Sentono inoltre il dovere di riaffermare alcuni fondamentali evidenze scientifiche ed etiche, senza le quali il vivere civile, l’organizzazione sociale e la nostra professione corrono il rischio di allarmanti derive. Il paziente in stato vegetativo non necessita di alcuna macchina per continuare a vivere, non è attaccato ad alcuna spina. Non è un malato in coma, né un malato terminale, ma un grave disabile che richiede solo un’accurata assistenza di base, analogamente a quanto avviene in molte altre situazioni di lesioni gravi di alcune parti del cervello che limitano la capacità di comunicazione e di auto-sostentamento. La nutrizione e l’idratazione del paziente, per quanto assistite, non sono assimilabili a una terapia medica, ma costituiscono da sempre gli elementi fondamentali dell’assistenza, proprio perché indispensabili per ogni persona umana, sana o malata. La cannula attraverso cui la nutrizione viene fornita non altera tale elementare verità, essendo al massimo assimilabile ad una protesi o ad un ausilio.
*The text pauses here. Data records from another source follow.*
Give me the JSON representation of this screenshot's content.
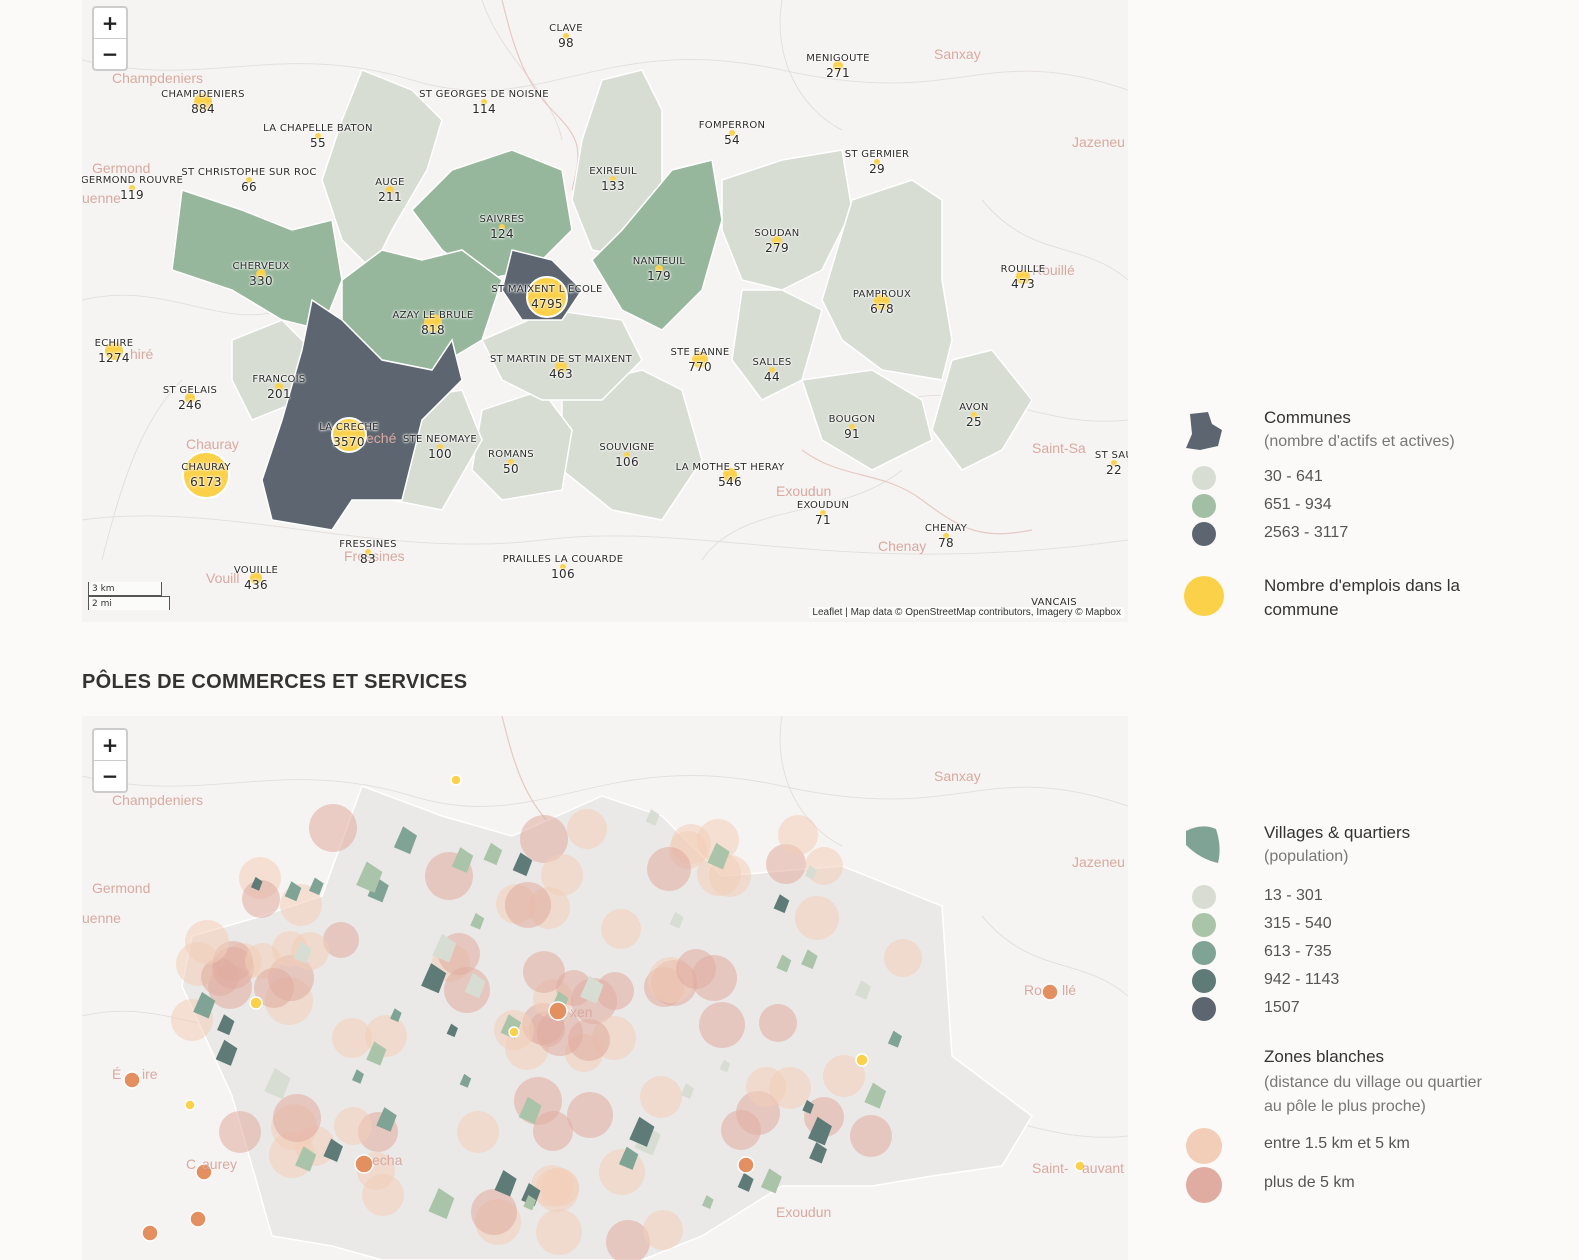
{
  "colors": {
    "pale": "#d8ddd3",
    "mid": "#a2bea4",
    "green": "#97b79c",
    "dark": "#5d6670",
    "yellow": "#fcd14a",
    "orange_dot": "#e38f5f",
    "zone_light": "#f2cdb8",
    "zone_dark": "#e0aba0"
  },
  "map1": {
    "zoom": {
      "plus": "+",
      "minus": "−"
    },
    "scale": {
      "km": "3 km",
      "mi": "2 mi"
    },
    "attribution": "Leaflet | Map data © OpenStreetMap contributors, Imagery © Mapbox",
    "basemap_labels": [
      "Champdeniers",
      "Germond",
      "uenne",
      "Sanxay",
      "Jazeneu",
      "Rouillé",
      "hiré",
      "Chauray",
      "eché",
      "Saint-Sa",
      "Exoudun",
      "Chenay",
      "Vouill",
      "Fressines",
      "Augé",
      "Saivres",
      "aint"
    ],
    "communes": [
      {
        "name": "CLAVE",
        "value": "98"
      },
      {
        "name": "MENIGOUTE",
        "value": "271"
      },
      {
        "name": "CHAMPDENIERS",
        "value": "884"
      },
      {
        "name": "ST GEORGES DE NOISNE",
        "value": "114"
      },
      {
        "name": "LA CHAPELLE BATON",
        "value": "55"
      },
      {
        "name": "FOMPERRON",
        "value": "54"
      },
      {
        "name": "ST GERMIER",
        "value": "29"
      },
      {
        "name": "EXIREUIL",
        "value": "133"
      },
      {
        "name": "GERMOND ROUVRE",
        "value": "119"
      },
      {
        "name": "ST CHRISTOPHE SUR ROC",
        "value": "66"
      },
      {
        "name": "AUGE",
        "value": "211"
      },
      {
        "name": "SAIVRES",
        "value": "124"
      },
      {
        "name": "SOUDAN",
        "value": "279"
      },
      {
        "name": "CHERVEUX",
        "value": "330"
      },
      {
        "name": "NANTEUIL",
        "value": "179"
      },
      {
        "name": "ROUILLE",
        "value": "473"
      },
      {
        "name": "ST MAIXENT L ECOLE",
        "value": "4795"
      },
      {
        "name": "PAMPROUX",
        "value": "678"
      },
      {
        "name": "AZAY LE BRULE",
        "value": "818"
      },
      {
        "name": "ECHIRE",
        "value": "1274"
      },
      {
        "name": "STE EANNE",
        "value": "770"
      },
      {
        "name": "ST MARTIN DE ST MAIXENT",
        "value": "463"
      },
      {
        "name": "SALLES",
        "value": "44"
      },
      {
        "name": "FRANCOIS",
        "value": "201"
      },
      {
        "name": "ST GELAIS",
        "value": "246"
      },
      {
        "name": "AVON",
        "value": "25"
      },
      {
        "name": "BOUGON",
        "value": "91"
      },
      {
        "name": "LA CRECHE",
        "value": "3570"
      },
      {
        "name": "STE NEOMAYE",
        "value": "100"
      },
      {
        "name": "SOUVIGNE",
        "value": "106"
      },
      {
        "name": "ROMANS",
        "value": "50"
      },
      {
        "name": "ST SAU",
        "value": "22"
      },
      {
        "name": "CHAURAY",
        "value": "6173"
      },
      {
        "name": "LA MOTHE ST HERAY",
        "value": "546"
      },
      {
        "name": "EXOUDUN",
        "value": "71"
      },
      {
        "name": "CHENAY",
        "value": "78"
      },
      {
        "name": "FRESSINES",
        "value": "83"
      },
      {
        "name": "PRAILLES LA COUARDE",
        "value": "106"
      },
      {
        "name": "VOUILLE",
        "value": "436"
      },
      {
        "name": "VANCAIS",
        "value": ""
      }
    ]
  },
  "legend1": {
    "title": "Communes",
    "subtitle": "(nombre d'actifs et actives)",
    "classes": [
      "30 - 641",
      "651 - 934",
      "2563 - 3117"
    ],
    "jobs_label": "Nombre d'emplois dans la commune"
  },
  "section2": {
    "title": "PÔLES DE COMMERCES ET SERVICES"
  },
  "map2": {
    "zoom": {
      "plus": "+",
      "minus": "−"
    },
    "basemap_labels": [
      "Champdeniers",
      "Germond",
      "uenne",
      "Sanxay",
      "Jazeneu",
      "Ro",
      "llé",
      "É",
      "ire",
      "C",
      "aurey",
      "echa",
      "Saint-",
      "auvant",
      "Exoudun",
      "xen"
    ]
  },
  "legend2": {
    "title": "Villages & quartiers",
    "subtitle": "(population)",
    "classes": [
      "13 - 301",
      "315 - 540",
      "613 - 735",
      "942 - 1143",
      "1507"
    ],
    "zones_title": "Zones blanches",
    "zones_subtitle": [
      "(distance du village ou quartier",
      "au pôle le plus proche)"
    ],
    "zones": [
      "entre 1.5 km et 5 km",
      "plus de 5 km"
    ]
  }
}
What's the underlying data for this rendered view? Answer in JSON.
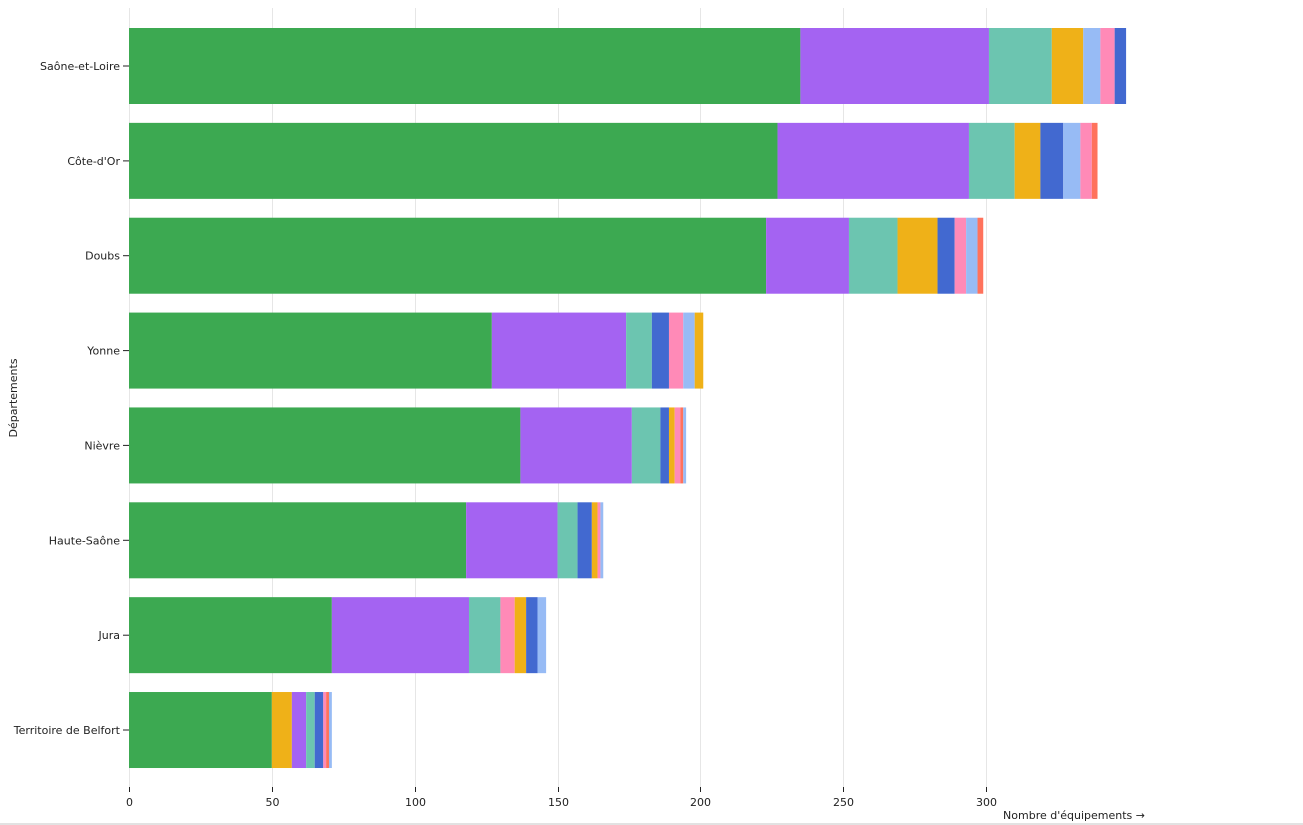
{
  "chart_data": {
    "type": "bar",
    "orientation": "horizontal",
    "stacked": true,
    "title": "",
    "xlabel": "Nombre d'équipements →",
    "ylabel": "Départements",
    "xlim": [
      0,
      350
    ],
    "x_ticks": [
      0,
      50,
      100,
      150,
      200,
      250,
      300
    ],
    "grid": true,
    "categories": [
      "Saône-et-Loire",
      "Côte-d'Or",
      "Doubs",
      "Yonne",
      "Nièvre",
      "Haute-Saône",
      "Jura",
      "Territoire de Belfort"
    ],
    "bars": [
      {
        "category": "Saône-et-Loire",
        "segments": [
          {
            "color": "#3ca951",
            "value": 235
          },
          {
            "color": "#a463f2",
            "value": 66
          },
          {
            "color": "#6cc5b0",
            "value": 22
          },
          {
            "color": "#efb118",
            "value": 11
          },
          {
            "color": "#97bbf5",
            "value": 6
          },
          {
            "color": "#ff8ab7",
            "value": 5
          },
          {
            "color": "#4269d0",
            "value": 4
          }
        ]
      },
      {
        "category": "Côte-d'Or",
        "segments": [
          {
            "color": "#3ca951",
            "value": 227
          },
          {
            "color": "#a463f2",
            "value": 67
          },
          {
            "color": "#6cc5b0",
            "value": 16
          },
          {
            "color": "#efb118",
            "value": 9
          },
          {
            "color": "#4269d0",
            "value": 8
          },
          {
            "color": "#97bbf5",
            "value": 6
          },
          {
            "color": "#ff8ab7",
            "value": 4
          },
          {
            "color": "#ff725c",
            "value": 2
          }
        ]
      },
      {
        "category": "Doubs",
        "segments": [
          {
            "color": "#3ca951",
            "value": 223
          },
          {
            "color": "#a463f2",
            "value": 29
          },
          {
            "color": "#6cc5b0",
            "value": 17
          },
          {
            "color": "#efb118",
            "value": 14
          },
          {
            "color": "#4269d0",
            "value": 6
          },
          {
            "color": "#ff8ab7",
            "value": 4
          },
          {
            "color": "#97bbf5",
            "value": 4
          },
          {
            "color": "#ff725c",
            "value": 2
          }
        ]
      },
      {
        "category": "Yonne",
        "segments": [
          {
            "color": "#3ca951",
            "value": 127
          },
          {
            "color": "#a463f2",
            "value": 47
          },
          {
            "color": "#6cc5b0",
            "value": 9
          },
          {
            "color": "#4269d0",
            "value": 6
          },
          {
            "color": "#ff8ab7",
            "value": 5
          },
          {
            "color": "#97bbf5",
            "value": 4
          },
          {
            "color": "#efb118",
            "value": 3
          }
        ]
      },
      {
        "category": "Nièvre",
        "segments": [
          {
            "color": "#3ca951",
            "value": 137
          },
          {
            "color": "#a463f2",
            "value": 39
          },
          {
            "color": "#6cc5b0",
            "value": 10
          },
          {
            "color": "#4269d0",
            "value": 3
          },
          {
            "color": "#efb118",
            "value": 2
          },
          {
            "color": "#ff8ab7",
            "value": 2
          },
          {
            "color": "#ff725c",
            "value": 1
          },
          {
            "color": "#97bbf5",
            "value": 1
          }
        ]
      },
      {
        "category": "Haute-Saône",
        "segments": [
          {
            "color": "#3ca951",
            "value": 118
          },
          {
            "color": "#a463f2",
            "value": 32
          },
          {
            "color": "#6cc5b0",
            "value": 7
          },
          {
            "color": "#4269d0",
            "value": 5
          },
          {
            "color": "#efb118",
            "value": 2
          },
          {
            "color": "#ff8ab7",
            "value": 1
          },
          {
            "color": "#97bbf5",
            "value": 1
          }
        ]
      },
      {
        "category": "Jura",
        "segments": [
          {
            "color": "#3ca951",
            "value": 71
          },
          {
            "color": "#a463f2",
            "value": 48
          },
          {
            "color": "#6cc5b0",
            "value": 11
          },
          {
            "color": "#ff8ab7",
            "value": 5
          },
          {
            "color": "#efb118",
            "value": 4
          },
          {
            "color": "#4269d0",
            "value": 4
          },
          {
            "color": "#97bbf5",
            "value": 3
          }
        ]
      },
      {
        "category": "Territoire de Belfort",
        "segments": [
          {
            "color": "#3ca951",
            "value": 50
          },
          {
            "color": "#efb118",
            "value": 7
          },
          {
            "color": "#a463f2",
            "value": 5
          },
          {
            "color": "#6cc5b0",
            "value": 3
          },
          {
            "color": "#4269d0",
            "value": 3
          },
          {
            "color": "#ff8ab7",
            "value": 1
          },
          {
            "color": "#ff725c",
            "value": 1
          },
          {
            "color": "#97bbf5",
            "value": 1
          }
        ]
      }
    ]
  }
}
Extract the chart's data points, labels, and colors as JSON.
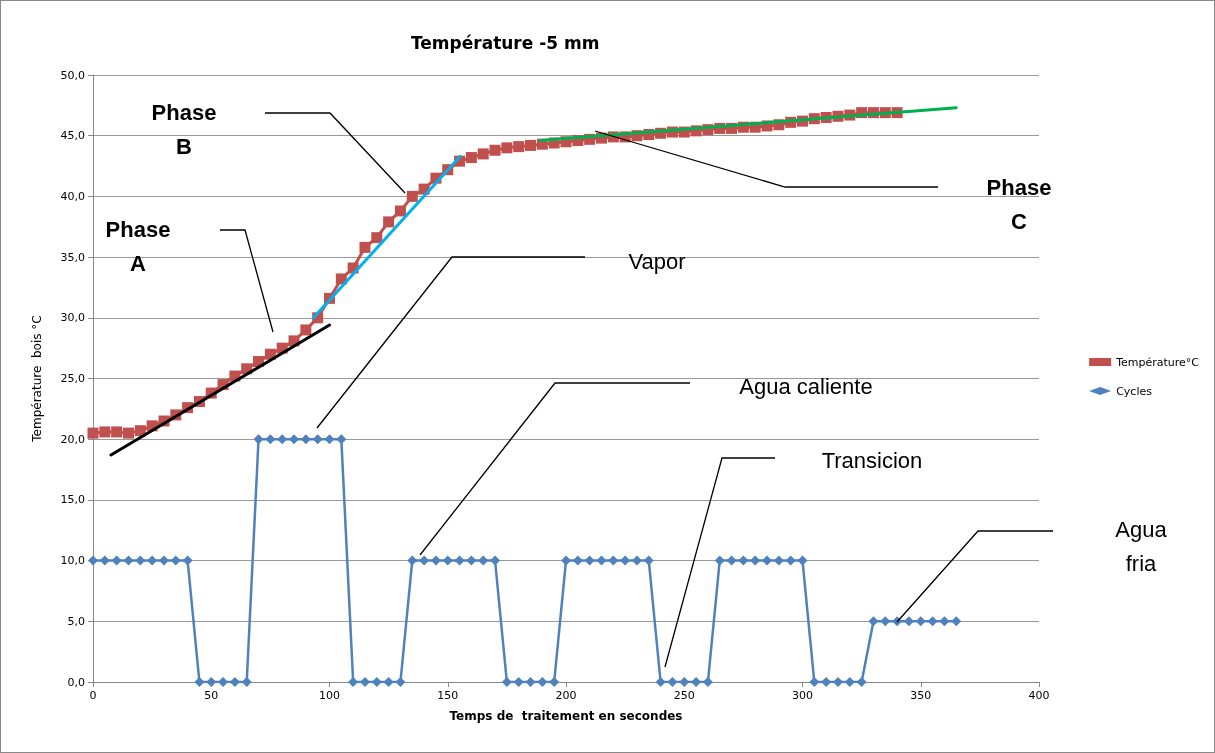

La stessa Corte di Cassazione, nella sua sentenza, riconosce che l’alimentazione assistita “non costituisce oggettivamente una forma di accanimento terapeutico e che rappresenta, piuttosto, un presidio proporzionato al mantenimento del soffio vitale…”. La nutrizione e l’idratazione assistite, infatti, possono essere praticate nelle persone che lo necessitano senza causare sofferenza o violenza alcuna e senza addirittura interferire con l’eventuale attività lavorativa. Queste persone sono decine e decine di migliaia (centinaia di volte di più dei Pazienti in stato simile a quello della Sig.ra Englaro che in Italia si stimano essere circa 1500) e per una parte la loro incapacità a nutrirsi è anche associata ad un deficit cerebrale marcato che non le differenzia molto dallo stato di Eluana. Ci chiediamo cosa faremo con tutte loro e su che base sarà possibile scegliere. Dobbiamo –lo Stato, la Comunità, i Medici- eliminarle tutte?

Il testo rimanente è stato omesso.